28/5/15

Fatiga

Se cansó de todo. De la familia, del trabajo y de la rutina. También de los imprevistos. Se hartó de los amigos, de los partidos y las borracheras. Lo agotaron su perro y los mimos que le exigía, con ojos húmedos e idiotas. Su mujer le daba un poquito de rechazo, además del morbo, pero ahora simplemente lo aburrió. Sintió agobio de cada parte de su vida. No era nada en particular. Tal vez la concatenación, la conjunción de cada cosa junto a la otra. Lo hastiaron su bigote, los anteojos viejos y la ropa color crema que lo caracterizaban. El psicólogo le aconsejó que viaje; la publicidad de los posibles destinos lo hicieron desistir. El desinterés abarcó la música, la gastronomía, el deporte, la tele y los libros. No le quedaba nada, estaba en un desierto espiritual. Con miles de quejas infantiles, su esposa se hizo cargo del canario. Tras años de cuidados minuciosos, ahora le daba lo mismo si moría.
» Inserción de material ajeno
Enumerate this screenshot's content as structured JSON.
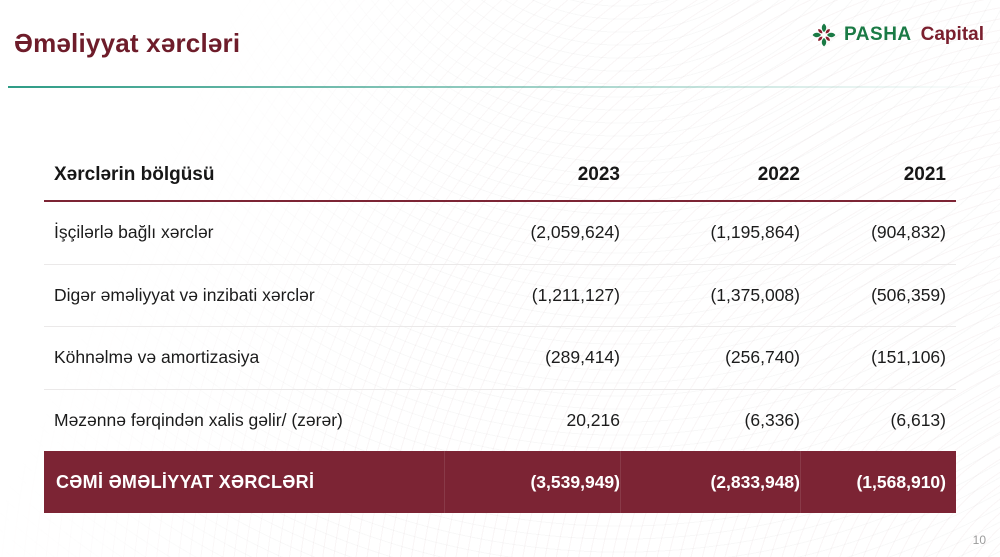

Se desesperó un poco al pensar en el resto de sus días, monótonos y cambiantes, repetibles e irrepetibles, como el zumbido de una abeja; o mejor, de una mosca: insignificantes. Pronto la perspectiva también le dio igual. Así pasaron las semanas. Y entonces, un buen día, mientras su jefe le hablaba desde el otro mundo, desde afuera de la pecera de indiferencia en la que sin querer se había sumergido, con la mandíbula inmensa, tensa, casi desgarrada, ciento por ciento acalambrada, bostezó como nunca había bostezado, de una forma interminable, única, inverósimil, y en el preciso instante en que empezaba a tocar el fondo último y mortal de la apatía, la mirada de odio feroz e impotente de su jefe lo conmovió, y volvió a ser el mismo de antes.

2 comentarios:

F.G. dijo...

Picarón

Camel dijo...

Me gustó la presentación de la escena espiritual: el bigote nace ya desangelado, el perro ya perdió el cariño en el momento de aparecer. Linda parábola, una curva corta. El miedo como garante de la identidad.